Do all my friends need to have a Red Pill?

Yes and No. The Red Pill has 3 modes, Plain text (unencrypted), VPN encryption, and encrypted pill-to-pill. The Plain text mode is how most emails and websites are sent on the web. TLS is a format for encrypted access to mail servers, which The Red Pill supports. Without TLS, someone monitoring can see the content of the email. VPN mode uses standard protocols that are used for VPN (openvpn, IPsec, and PPtP). The Red Pill can connect using these VPN protocols to non-pill systems. Pill-to-pill traffic is always encrypted and can not connect to non-pill systems.

Your Pill can send and receive mail, texts, and messages to any system with an open interface (meaning NOT a pill). The Red Pill “speaks” standard protocols to other servers in the Internet. At home (or business) your browser is used to connect to The Red Pill directly and view your posts, email, and messages through the Fifth application.

The most special services that make The Red Pill unique are really for Pill-to-Pill activities

What is Fifth?

Fifth is The Red Pill’s social media and unified messaging application. Just as you log into Facebook, you enter your account and password when you bring up the Red Pill in your browser.

Fifth has a look and feel of Facebook, where you can manage contacts / friends, you group them by how much you trust them, and by what context you know them (work, church, clubs, neighbors, etc). From your “home” page, you can access all of your messages, news, and social posts.

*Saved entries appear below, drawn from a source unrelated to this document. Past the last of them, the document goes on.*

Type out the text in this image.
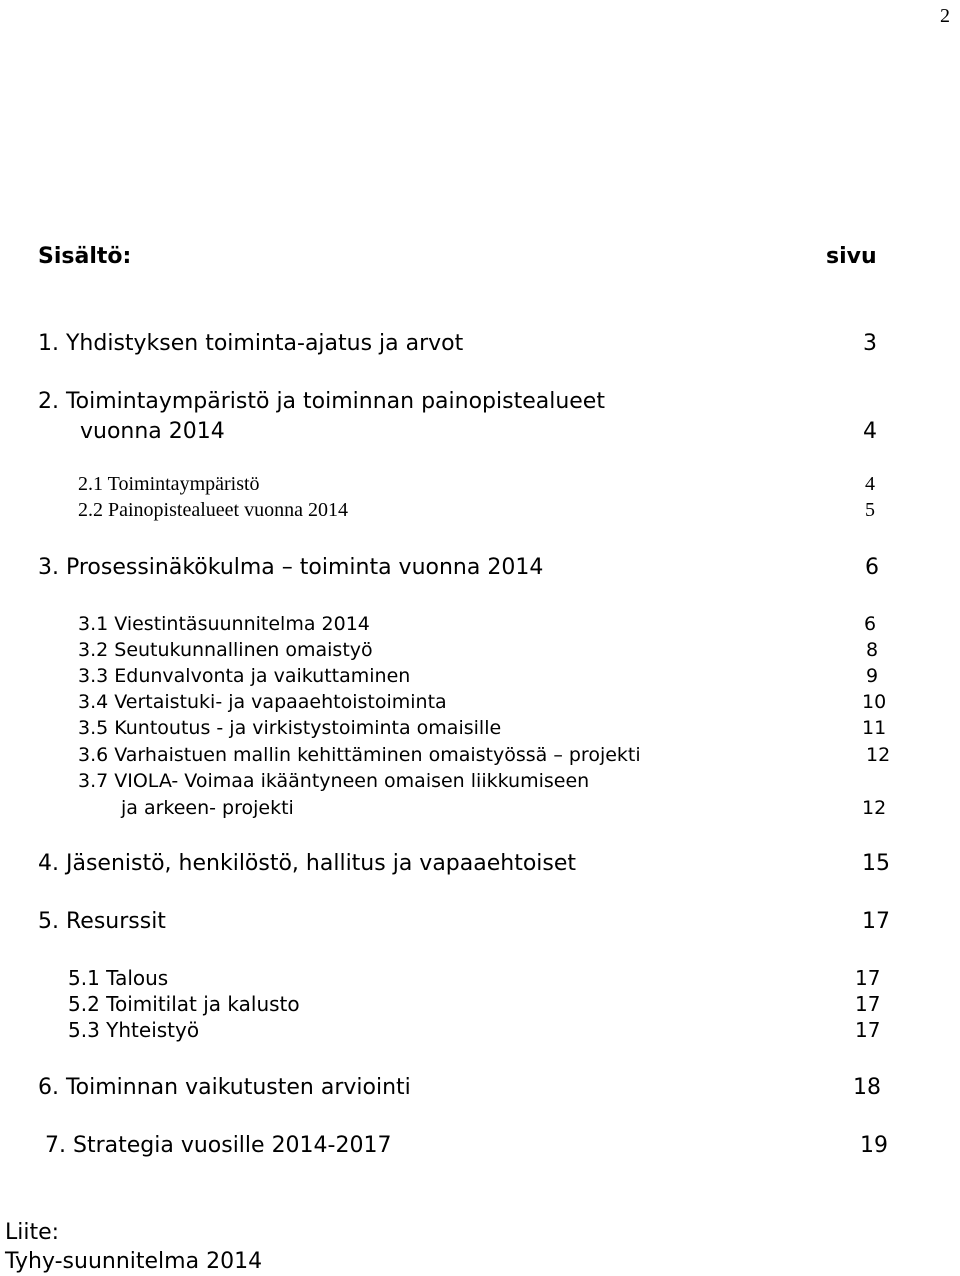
2
Sisältö:	sivu
1. Yhdistyksen toiminta-ajatus ja arvot	3
2. Toimintaympäristö ja toiminnan painopistealueet
vuonna 2014	4
2.1 Toimintaympäristö	4
2.2 Painopistealueet vuonna 2014	5
3. Prosessinäkökulma – toiminta vuonna 2014	6
3.1 Viestintäsuunnitelma 2014	6
3.2 Seutukunnallinen omaistyö	8
3.3 Edunvalvonta ja vaikuttaminen	9
3.4 Vertaistuki- ja vapaaehtoistoiminta	10
3.5 Kuntoutus - ja virkistystoiminta omaisille	11
3.6 Varhaistuen mallin kehittäminen omaistyössä – projekti	12
3.7 VIOLA- Voimaa ikääntyneen omaisen liikkumiseen
ja arkeen- projekti	12
4. Jäsenistö, henkilöstö, hallitus ja vapaaehtoiset	15
5. Resurssit	17
5.1 Talous	17
5.2 Toimitilat ja kalusto	17
5.3 Yhteistyö	17
6. Toiminnan vaikutusten arviointi	18
7. Strategia vuosille 2014-2017	19
Liite:
Tyhy-suunnitelma 2014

Fifth uses technology called Unified Messaging, whether you are using a mail manager like Thunderbird, or Outlook or your Fifth home page, when a message is deleted it is removed from The Red Pill, regardless of how it was deleted. Fifth is a full communication platform which allows you to send or receive posts, email, video mail, voice mail, and nearly any other type of media.

Fifth allow controlled sharing of any content. There are three modes of sharing: public, public trust, and private. Public is a no protection distribution whether through email, or social media. There is no hope for privacy. Public-Trust is open distribution of content within your contacts. Private, attaches permissions to the Content. What you actually share or send to contacts on other pills, is only a permission link. The permission link requests the shared content by their pill, asking your pill. The Link is authorized only for the destination user. The access permissions follow content even when it has been transferred to another Pill.

There is another type of sharing of content and that is through publishing, where encrypted content can be freely shared, but only read by those with the proper key. This is part of the subscription news service.

Fifth normally assumes that for social media, you’d be connecting to another Pill, however SohoStar has 2 sites that are used for group (1 to many) distributions. For large distribution groups, SohoStar relies on a backbone hosted bulk distribution system. One of these sites allows non-pill users to access content.

SohoStar’s policy is to not store un-paid content on our network servers. In the case of social media streaming to non-pill users, only content that occurs while being connected is streamed to those logged in. In the case of Pill owners, the content is stored on each person’s pill.